LINDSAY: OK, we have time for one last question. Before I take it, I want to remind everybody that tonight’s discussion has been on the record. And, sir, you get the last question.

Q: Hi. My name’s Charles McLaughlin, from Censeo Consulting.

And I wanted to ask how you think about, or what your advice is, on how we should think about sort of time horizons of sort of the synthesis that you’re offering and some of the—some of the predictions of how things are developing. In your view, sort of, when you make those, how long are you making them for?

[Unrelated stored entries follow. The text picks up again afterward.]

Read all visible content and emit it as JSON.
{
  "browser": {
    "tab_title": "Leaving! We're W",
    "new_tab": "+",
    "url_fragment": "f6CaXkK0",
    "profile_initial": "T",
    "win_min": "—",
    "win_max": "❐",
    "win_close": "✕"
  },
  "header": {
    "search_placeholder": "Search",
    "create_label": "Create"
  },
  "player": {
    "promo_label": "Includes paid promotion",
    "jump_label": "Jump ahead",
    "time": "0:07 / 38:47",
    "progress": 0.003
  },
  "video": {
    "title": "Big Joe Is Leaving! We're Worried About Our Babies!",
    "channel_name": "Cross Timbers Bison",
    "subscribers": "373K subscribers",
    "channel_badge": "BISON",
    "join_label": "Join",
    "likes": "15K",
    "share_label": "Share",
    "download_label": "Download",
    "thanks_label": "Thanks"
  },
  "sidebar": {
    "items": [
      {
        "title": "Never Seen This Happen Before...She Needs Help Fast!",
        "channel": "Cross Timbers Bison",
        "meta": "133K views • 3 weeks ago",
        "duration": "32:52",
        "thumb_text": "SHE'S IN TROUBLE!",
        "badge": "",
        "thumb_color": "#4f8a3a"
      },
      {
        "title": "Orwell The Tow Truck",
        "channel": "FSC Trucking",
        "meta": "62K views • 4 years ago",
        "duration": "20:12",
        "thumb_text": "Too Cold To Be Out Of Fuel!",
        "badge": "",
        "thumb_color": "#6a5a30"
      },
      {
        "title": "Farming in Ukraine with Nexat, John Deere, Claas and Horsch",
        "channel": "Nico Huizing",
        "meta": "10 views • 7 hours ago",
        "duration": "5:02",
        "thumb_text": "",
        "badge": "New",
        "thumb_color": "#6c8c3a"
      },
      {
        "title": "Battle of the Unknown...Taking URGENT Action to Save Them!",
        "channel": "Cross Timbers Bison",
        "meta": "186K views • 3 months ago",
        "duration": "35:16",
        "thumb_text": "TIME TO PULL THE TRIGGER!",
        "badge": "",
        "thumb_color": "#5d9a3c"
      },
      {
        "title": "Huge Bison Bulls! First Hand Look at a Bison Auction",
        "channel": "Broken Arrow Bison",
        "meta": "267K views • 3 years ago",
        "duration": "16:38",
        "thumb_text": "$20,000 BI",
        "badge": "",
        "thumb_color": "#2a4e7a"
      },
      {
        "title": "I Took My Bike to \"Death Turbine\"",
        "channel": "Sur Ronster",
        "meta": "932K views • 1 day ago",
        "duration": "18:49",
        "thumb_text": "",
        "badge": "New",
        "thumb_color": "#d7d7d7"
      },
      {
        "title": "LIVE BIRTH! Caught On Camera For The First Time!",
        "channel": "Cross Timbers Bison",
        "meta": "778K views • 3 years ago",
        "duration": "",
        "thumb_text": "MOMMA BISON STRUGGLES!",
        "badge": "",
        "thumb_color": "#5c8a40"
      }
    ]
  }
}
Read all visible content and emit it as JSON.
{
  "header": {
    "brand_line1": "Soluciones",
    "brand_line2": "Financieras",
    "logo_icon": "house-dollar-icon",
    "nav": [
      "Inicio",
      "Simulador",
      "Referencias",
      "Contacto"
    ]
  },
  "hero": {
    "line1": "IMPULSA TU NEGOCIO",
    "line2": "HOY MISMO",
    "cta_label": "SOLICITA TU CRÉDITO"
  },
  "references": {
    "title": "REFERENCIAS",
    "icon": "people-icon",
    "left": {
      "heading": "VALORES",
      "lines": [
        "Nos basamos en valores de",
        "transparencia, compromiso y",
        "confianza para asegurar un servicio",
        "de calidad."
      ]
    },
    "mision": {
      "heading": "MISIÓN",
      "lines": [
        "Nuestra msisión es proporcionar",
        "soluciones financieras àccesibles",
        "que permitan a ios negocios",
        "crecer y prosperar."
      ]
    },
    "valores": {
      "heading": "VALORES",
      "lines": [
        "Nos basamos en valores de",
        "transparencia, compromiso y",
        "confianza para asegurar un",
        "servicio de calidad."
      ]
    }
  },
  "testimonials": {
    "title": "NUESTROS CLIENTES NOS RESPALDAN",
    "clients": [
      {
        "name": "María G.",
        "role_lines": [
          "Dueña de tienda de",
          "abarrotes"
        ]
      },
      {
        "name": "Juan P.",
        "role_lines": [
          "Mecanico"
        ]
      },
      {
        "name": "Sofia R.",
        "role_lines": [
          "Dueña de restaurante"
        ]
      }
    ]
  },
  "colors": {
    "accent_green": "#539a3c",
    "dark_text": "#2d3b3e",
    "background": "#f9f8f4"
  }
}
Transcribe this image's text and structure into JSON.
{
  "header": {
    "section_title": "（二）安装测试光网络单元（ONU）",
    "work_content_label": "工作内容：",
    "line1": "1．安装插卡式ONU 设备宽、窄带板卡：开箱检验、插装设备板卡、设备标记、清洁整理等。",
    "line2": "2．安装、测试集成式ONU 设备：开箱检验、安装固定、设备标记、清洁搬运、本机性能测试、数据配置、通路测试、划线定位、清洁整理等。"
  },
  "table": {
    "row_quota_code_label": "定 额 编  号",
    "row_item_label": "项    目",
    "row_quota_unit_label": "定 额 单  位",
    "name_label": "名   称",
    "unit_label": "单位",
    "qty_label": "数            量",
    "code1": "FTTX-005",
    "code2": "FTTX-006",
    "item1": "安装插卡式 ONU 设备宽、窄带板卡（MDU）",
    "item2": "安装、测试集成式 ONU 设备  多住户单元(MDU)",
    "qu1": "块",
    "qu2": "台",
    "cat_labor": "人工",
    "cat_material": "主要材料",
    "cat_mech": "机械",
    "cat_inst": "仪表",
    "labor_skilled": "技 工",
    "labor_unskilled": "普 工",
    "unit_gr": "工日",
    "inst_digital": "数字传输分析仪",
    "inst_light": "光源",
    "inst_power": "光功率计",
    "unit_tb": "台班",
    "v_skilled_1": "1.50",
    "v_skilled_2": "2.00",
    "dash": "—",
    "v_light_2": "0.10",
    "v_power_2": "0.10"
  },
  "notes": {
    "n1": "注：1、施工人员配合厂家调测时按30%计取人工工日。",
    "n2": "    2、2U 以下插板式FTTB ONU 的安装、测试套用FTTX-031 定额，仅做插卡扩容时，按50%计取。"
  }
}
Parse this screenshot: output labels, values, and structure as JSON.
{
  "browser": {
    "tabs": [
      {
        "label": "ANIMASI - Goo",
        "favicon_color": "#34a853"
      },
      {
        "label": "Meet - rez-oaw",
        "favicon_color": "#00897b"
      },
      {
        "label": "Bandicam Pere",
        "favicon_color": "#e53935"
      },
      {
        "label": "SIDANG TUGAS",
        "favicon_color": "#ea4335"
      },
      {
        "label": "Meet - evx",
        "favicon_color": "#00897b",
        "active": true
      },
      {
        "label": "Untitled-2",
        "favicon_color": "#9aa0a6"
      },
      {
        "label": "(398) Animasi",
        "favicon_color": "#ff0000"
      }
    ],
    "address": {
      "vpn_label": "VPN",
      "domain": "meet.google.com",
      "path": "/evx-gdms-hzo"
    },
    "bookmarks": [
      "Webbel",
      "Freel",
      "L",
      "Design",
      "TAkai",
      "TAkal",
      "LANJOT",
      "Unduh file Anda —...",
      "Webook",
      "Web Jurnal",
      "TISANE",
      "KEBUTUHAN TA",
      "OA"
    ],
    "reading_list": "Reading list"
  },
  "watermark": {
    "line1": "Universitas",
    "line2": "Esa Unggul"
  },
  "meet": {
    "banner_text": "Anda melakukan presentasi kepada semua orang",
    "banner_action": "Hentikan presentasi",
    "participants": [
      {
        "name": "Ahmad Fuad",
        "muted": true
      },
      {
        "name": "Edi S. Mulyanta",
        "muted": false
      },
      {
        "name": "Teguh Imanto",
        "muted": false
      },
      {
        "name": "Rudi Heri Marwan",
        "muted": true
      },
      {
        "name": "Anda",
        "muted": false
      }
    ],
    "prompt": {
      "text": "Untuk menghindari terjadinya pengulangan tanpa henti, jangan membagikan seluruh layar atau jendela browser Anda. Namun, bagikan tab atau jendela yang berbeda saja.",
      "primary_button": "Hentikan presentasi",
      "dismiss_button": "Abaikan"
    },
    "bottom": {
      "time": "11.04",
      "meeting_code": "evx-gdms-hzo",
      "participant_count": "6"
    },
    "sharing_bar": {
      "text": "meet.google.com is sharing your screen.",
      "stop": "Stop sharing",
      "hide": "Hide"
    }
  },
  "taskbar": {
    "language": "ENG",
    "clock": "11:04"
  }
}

SEGAL: Yeah. If the book seems really relevant in 20 years, I will have really succeeded beyond my wildest expectations, in the sense of that technologically there could be numerous black swans that change the way that this space plays out, right? Quantum computing and quantum communications would be a big one. We could have some technological innovations that make the defense much, much stronger in cyberspace, and so that balance would totally shift, and then it just may become a much more traditional kind of space. So if we can have, you know, the 10th edition 10 years from now, that would be awesome. Five years from now, I suspect that some of the expectations about the technological playing field will seem a little wobbly. But you should still buy it now. (Laughter.) Definitely buy it now.

LINDSAY: I will note there are copies available in the back of the room. Let me just say, I think you had a sense of why we in the David Rockefeller Studies Program are very delighted to have Adam Segal as a member, and having him run our digital and cyber policy program. So please join me in thanking Adam. (Applause.)